円周上に n 個のガソリンスタンド(給油所)があるとします。各給油所について、次の2種類のデータが与えられます。

  • 各給油所が保有している燃料の量
  • ある給油所から次の給油所までの距離

このとき、車が円周を一周できる最初の出発地点を求めるのが目的です。ただし、車は「1単位の燃料で1単位の距離」を走行できるものと仮定します。

例として、4つの給油所があり、燃料量と次の給油所までの距離が [(4, 6), (6, 5), (7, 3), (4, 5)] と与えられている場合を考えてみましょう。この場合、車が一周を完走できる最初の出発地点は「2番目の給油所」です。したがって、出力は start = 1(2番目の給油所のインデックス)となります。

解法のアプローチ:キューを使った効率的なアルゴリズム

この問題はキュー(queue)を活用することで効率的に解くことができます。キューには現在検討中の周回路線を格納していきます。

具体的な手順は以下の通りです。

  1. 最初の給油所をキューに挿入します。
  2. 周回が完了するか、現在の燃料残量が負になるまで、順次給油所をキューへ挿入していきます。
  3. 燃料残量が負になった場合は、その出発点では完走できないため、キューが空になるまで先頭の給油所を削除し続けます。

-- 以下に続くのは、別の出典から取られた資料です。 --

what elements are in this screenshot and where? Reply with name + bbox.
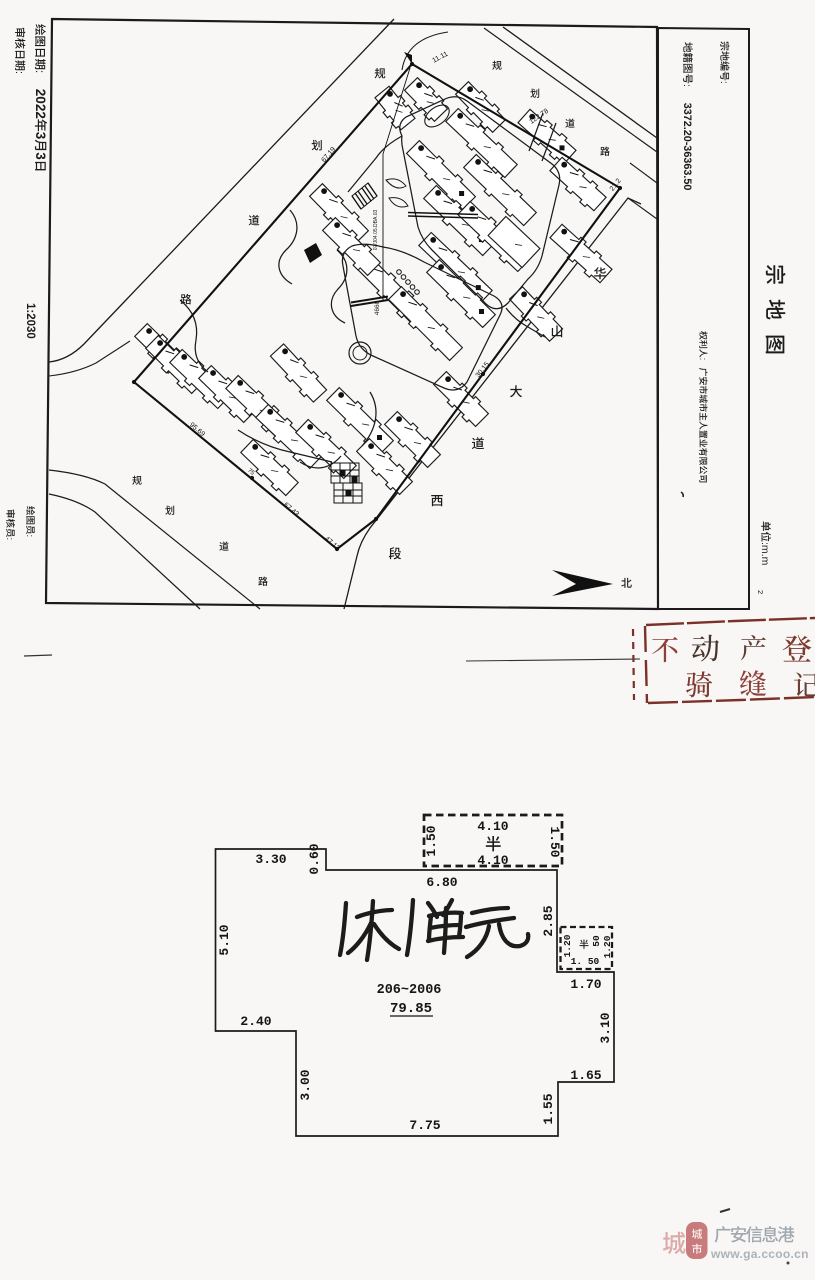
svg-text:1.65: 1.65 — [570, 1068, 601, 1083]
svg-text:7.75: 7.75 — [409, 1118, 440, 1133]
svg-text:2.40: 2.40 — [240, 1014, 271, 1029]
svg-text:1:2030: 1:2030 — [24, 303, 36, 339]
svg-text:4.10: 4.10 — [477, 853, 508, 868]
svg-text:1.20: 1.20 — [562, 934, 573, 957]
svg-text::: : — [33, 70, 45, 73]
svg-text:3372.20-36363.50: 3372.20-36363.50 — [681, 103, 693, 191]
svg-text:3.10: 3.10 — [598, 1012, 613, 1043]
svg-text::m.m: :m.m — [759, 542, 771, 566]
svg-text:3.30: 3.30 — [255, 852, 286, 867]
svg-text:6.80: 6.80 — [426, 875, 457, 890]
svg-text::: : — [24, 535, 35, 538]
svg-text::: : — [4, 538, 15, 541]
svg-text:1. 50: 1. 50 — [571, 956, 600, 967]
svg-text:3: 3 — [33, 152, 48, 160]
svg-text:5.10: 5.10 — [217, 924, 232, 955]
svg-text:2: 2 — [756, 590, 765, 594]
svg-text:07/J04.05.DBA.03: 07/J04.05.DBA.03 — [373, 209, 379, 250]
svg-text:2022: 2022 — [33, 89, 48, 119]
svg-text:79.85: 79.85 — [390, 1001, 432, 1017]
svg-text:50: 50 — [591, 935, 602, 947]
svg-text:1.50: 1.50 — [424, 825, 439, 856]
svg-text:3: 3 — [33, 132, 48, 140]
svg-text:1.50: 1.50 — [547, 826, 562, 857]
svg-text:4.10: 4.10 — [477, 819, 508, 834]
svg-text::: : — [718, 81, 729, 84]
svg-text:3.00: 3.00 — [298, 1069, 313, 1100]
svg-text:www.ga.ccoo.cn: www.ga.ccoo.cn — [710, 1247, 809, 1261]
svg-text:1.20: 1.20 — [602, 935, 613, 958]
svg-text:2.85: 2.85 — [541, 905, 556, 936]
svg-text:1.70: 1.70 — [570, 977, 601, 992]
svg-text:0.60: 0.60 — [307, 843, 322, 874]
svg-text::: : — [681, 84, 693, 87]
svg-text:1.55: 1.55 — [541, 1093, 556, 1124]
svg-text:4660: 4660 — [374, 300, 381, 315]
svg-text::: : — [698, 358, 708, 360]
svg-text:206~2006: 206~2006 — [377, 983, 442, 998]
svg-text::: : — [13, 71, 25, 74]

この手法により、全探索を行わずとも O(n) の計算量で答えを求められます。

実装例

それでは、実際のC++コードを見ながら理解を深めましょう。

#include <iostream>
using namespace std;
class gas {
    public:
        int gas;
        int distance;
};
int findStartIndex(gas stationQueue[], int n) {
    int start_point = 0;
    int end_point = 1;
    int curr_gas = stationQueue [start_point].gas - stationQueue [start_point].distance;
    while (end_point != start_point || curr_gas < 0) {
        while (curr_gas < 0 && start_point != end_point) {
            curr_gas -= stationQueue[start_point].gas - stationQueue [start_point].distance;
            start_point = (start_point + 1) % n;
            if (start_point == 0)
            return -1;
        }
        curr_gas += stationQueue[end_point].gas - stationQueue [end_point].distance;
        end_point = (end_point + 1) % n;
    }
    return start_point;
}
int main() {
    gas gasArray[] = {{4, 6}, {6, 5}, {7, 3}, {4, 5}};
    int n = sizeof(gasArray)/sizeof(gasArray [0]);
    int start = findStartIndex(gasArray, n);
    if(start == -1)
        cout<<"No solution";
    else
        cout<<"Index of first gas station : "<<start;
}

入力

[[4, 6], [6, 5], [7, 3], [4, 5]]

出力

Index of first gas station : 1

コードのポイント

  • curr_gas:現在のルートにおける燃料の収支(燃料量 − 移動距離の累積)を表します。
  • start_point:候補となる出発地点のインデックスです。燃料が不足した場合は次の候補へ進みます。
  • end_point:周回の終端(次に追加する給油所)を指します。
  • 一周しても解が見つからない場合は -1 を返し、「No solution」と表示されます。

このように、キューによる両端の管理を組み合わせることで、無駄な再計算を避けながら最適な出発地点を効率よく特定できます。